BEIJING- Oil prices slipped at market open on Tuesday but remained near four-month highs as Chinese and Indian buyers sought new suppliers in the wake of the Biden administration’s toughest sanctions yet on Russian oil.
Brent LCOc1 futures slipped 22 cents, or 0.27 percent, to $80.79 a barrel, while US West Texas Intermediate (WTI) crude fell 16 cents, or 0.2 percent to $78.66 a barrel.
That followed roughly 2 percent gains in Monday trading, after the US Treasury Department on Friday imposed sanctions on Gazprom Neft and Surgutneftegas as well as 183 vessels that trade oil as part of Russia’s so-called “shadow fleet” of tankers. The move is expected to cost Russia billions of dollars per month, according to one US official.

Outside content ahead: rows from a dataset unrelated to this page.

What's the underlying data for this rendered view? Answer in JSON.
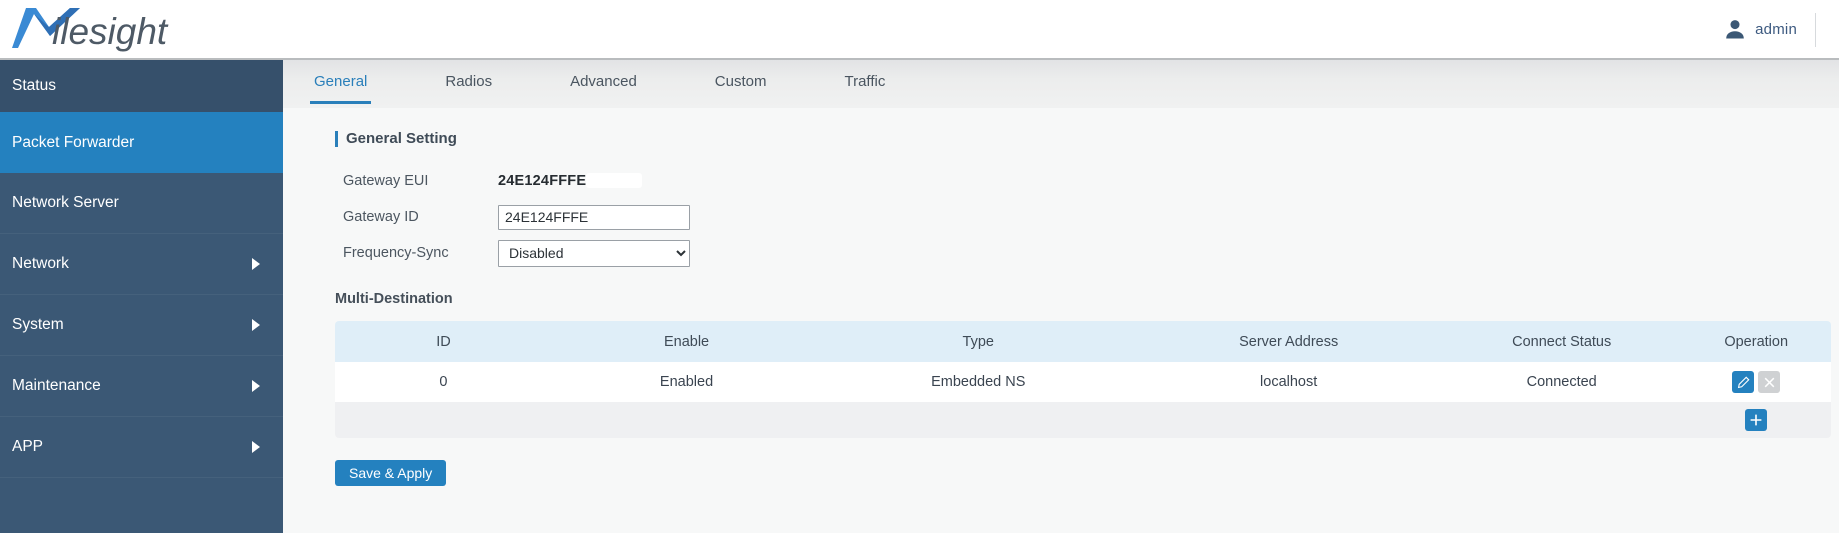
{
  "header": {
    "brand": "Milesight",
    "user_label": "admin",
    "user_icon": "user-icon"
  },
  "sidebar": {
    "items": [
      {
        "label": "Status",
        "has_caret": false,
        "active": false
      },
      {
        "label": "Packet Forwarder",
        "has_caret": false,
        "active": true
      },
      {
        "label": "Network Server",
        "has_caret": false,
        "active": false
      },
      {
        "label": "Network",
        "has_caret": true,
        "active": false
      },
      {
        "label": "System",
        "has_caret": true,
        "active": false
      },
      {
        "label": "Maintenance",
        "has_caret": true,
        "active": false
      },
      {
        "label": "APP",
        "has_caret": true,
        "active": false
      },
      {
        "label": "",
        "has_caret": false,
        "active": false
      }
    ]
  },
  "tabs": [
    {
      "label": "General",
      "active": true
    },
    {
      "label": "Radios",
      "active": false
    },
    {
      "label": "Advanced",
      "active": false
    },
    {
      "label": "Custom",
      "active": false
    },
    {
      "label": "Traffic",
      "active": false
    }
  ],
  "general_setting": {
    "title": "General Setting",
    "gateway_eui_label": "Gateway EUI",
    "gateway_eui_value": "24E124FFFE",
    "gateway_id_label": "Gateway ID",
    "gateway_id_value": "24E124FFFE",
    "frequency_sync_label": "Frequency-Sync",
    "frequency_sync_value": "Disabled",
    "frequency_sync_options": [
      "Disabled"
    ]
  },
  "multi_destination": {
    "title": "Multi-Destination",
    "columns": [
      "ID",
      "Enable",
      "Type",
      "Server Address",
      "Connect Status",
      "Operation"
    ],
    "rows": [
      {
        "id": "0",
        "enable": "Enabled",
        "type": "Embedded NS",
        "server_address": "localhost",
        "connect_status": "Connected"
      }
    ],
    "edit_icon": "pencil-icon",
    "delete_icon": "close-x-icon",
    "add_icon": "plus-icon"
  },
  "actions": {
    "save_label": "Save & Apply"
  },
  "colors": {
    "accent_blue": "#2481bf",
    "sidebar_bg": "#3b5875",
    "sidebar_top": "#36506b",
    "table_header": "#dfeef8",
    "content_bg": "#f7f8f8"
  }
}
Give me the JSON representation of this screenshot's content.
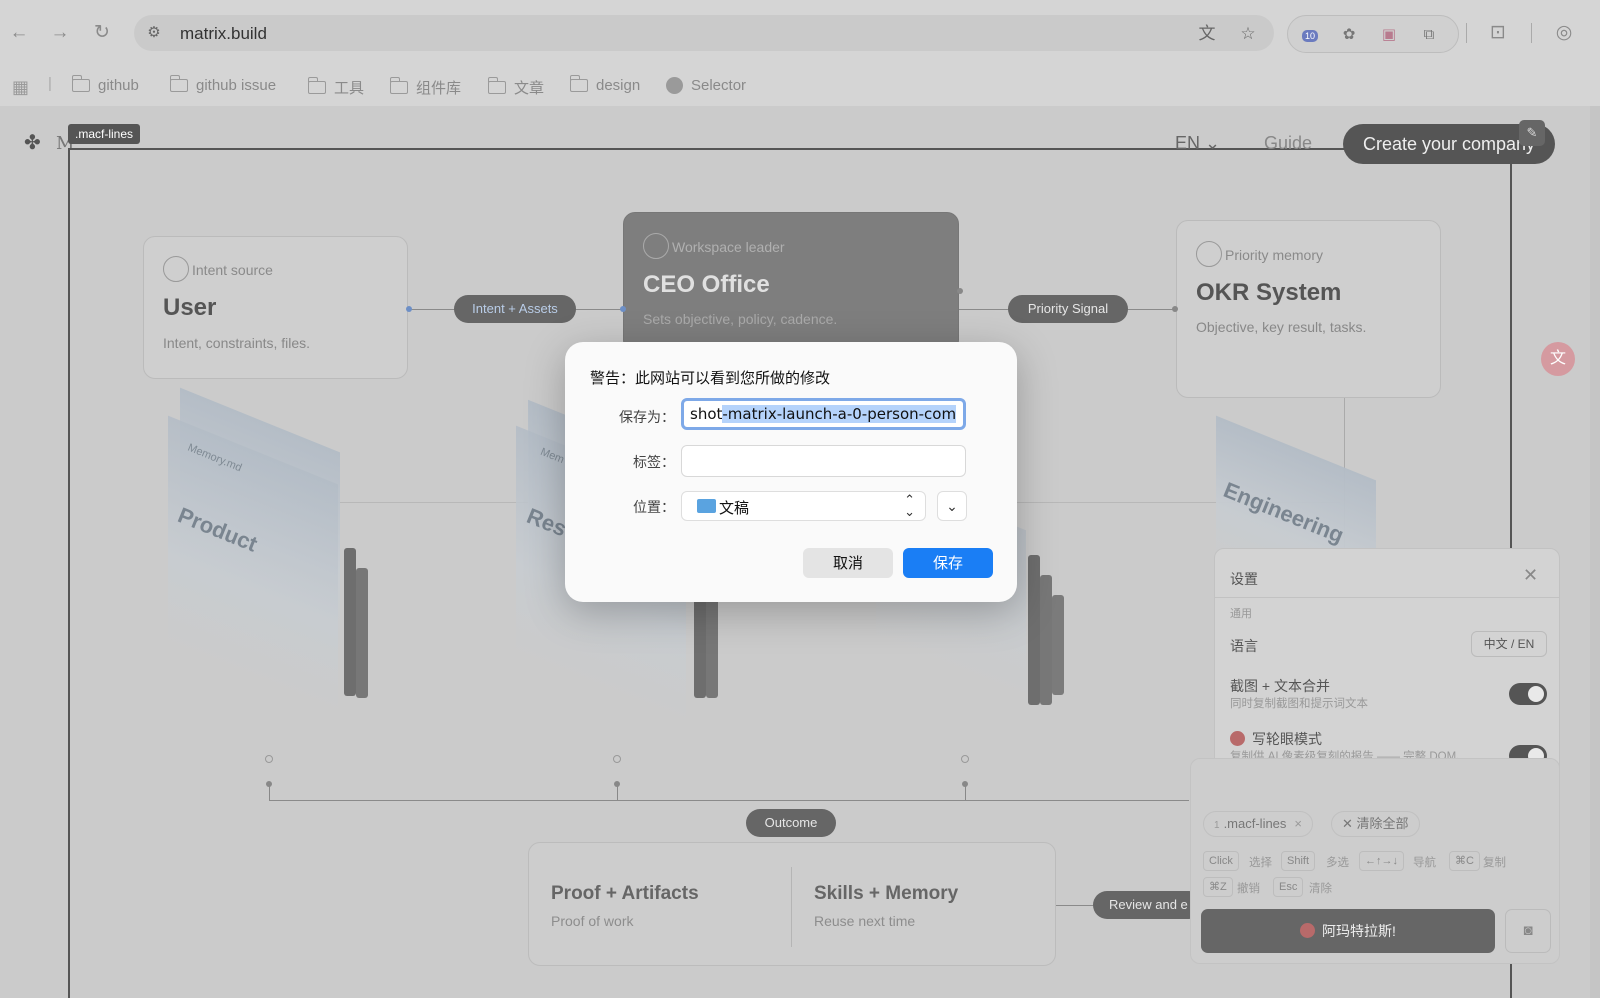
{
  "browser": {
    "url": "matrix.build",
    "ext_badge": "10",
    "bookmarks": [
      {
        "label": "github"
      },
      {
        "label": "github issue"
      },
      {
        "label": "工具"
      },
      {
        "label": "组件库"
      },
      {
        "label": "文章"
      },
      {
        "label": "design"
      },
      {
        "label": "Selector"
      }
    ]
  },
  "page": {
    "tag_label": ".macf-lines",
    "logo_text": "M",
    "lang": "EN",
    "guide": "Guide",
    "create_btn": "Create your company",
    "cards": {
      "user": {
        "kicker": "Intent source",
        "title": "User",
        "sub": "Intent, constraints, files."
      },
      "ceo": {
        "kicker": "Workspace leader",
        "title": "CEO Office",
        "sub": "Sets objective, policy, cadence."
      },
      "okr": {
        "kicker": "Priority memory",
        "title": "OKR System",
        "sub": "Objective, key result, tasks."
      }
    },
    "pills": {
      "intent": "Intent + Assets",
      "priority": "Priority Signal",
      "outcome": "Outcome",
      "review": "Review and e"
    },
    "folders": {
      "product": "Product",
      "product_file": "Memory.md",
      "research": "Rese",
      "research_file": "Mem",
      "engineering": "Engineering"
    },
    "bottom": {
      "left_title": "Proof + Artifacts",
      "left_sub": "Proof of work",
      "right_title": "Skills + Memory",
      "right_sub": "Reuse next time"
    }
  },
  "settings": {
    "title": "设置",
    "section": "通用",
    "language_label": "语言",
    "language_value": "中文 / EN",
    "merge_label": "截图 + 文本合并",
    "merge_desc": "同时复制截图和提示词文本",
    "merge_on": true,
    "wheel_label": "写轮眼模式",
    "wheel_desc": "复制供 AI 像素级复刻的报告 —— 完整 DOM、hover/dark 样式、字体、动画与设计 token",
    "wheel_on": true
  },
  "tray": {
    "selected_chip": ".macf-lines",
    "selected_index": "1",
    "clear_all": "清除全部",
    "shortcuts": [
      {
        "key": "Click",
        "desc": "选择"
      },
      {
        "key": "Shift",
        "desc": "多选"
      },
      {
        "key": "←↑→↓",
        "desc": "导航"
      },
      {
        "key": "⌘C",
        "desc": "复制"
      },
      {
        "key": "⌘Z",
        "desc": "撤销"
      },
      {
        "key": "Esc",
        "desc": "清除"
      }
    ],
    "action_btn": "阿玛特拉斯!"
  },
  "dialog": {
    "title": "警告：此网站可以看到您所做的修改",
    "save_as_label": "保存为：",
    "save_as_prefix": "shot",
    "save_as_selected": "-matrix-launch-a-0-person-com",
    "tags_label": "标签：",
    "tags_value": "",
    "location_label": "位置：",
    "location_value": "文稿",
    "cancel": "取消",
    "save": "保存"
  },
  "colors": {
    "accent": "#1a7ef5",
    "selection": "#b5d3fb",
    "focus_ring": "#7ea9e8"
  }
}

“A large portion of Russia’s shadow tanker fleet has been sanctioned, making it more difficult for Russia and buyers to circumvent the G-7 price cap. These sanctions have the potential to take as much as 700,000 barrels per day (bpd) of supply off the market, which would erase the surplus that we are expecting for this year,” ING analysts said in a note.
But the analysts added the actual impact would probably be less as buyers and sellers found ways to continue getting around the sanctions.
Robert Rennie, head of commodity and carbon strategy at Westpac, said the new measures could affect 800,000 bpd of Russian crude exports for “an extended period” and as much as 150,000 bpd of diesel exports.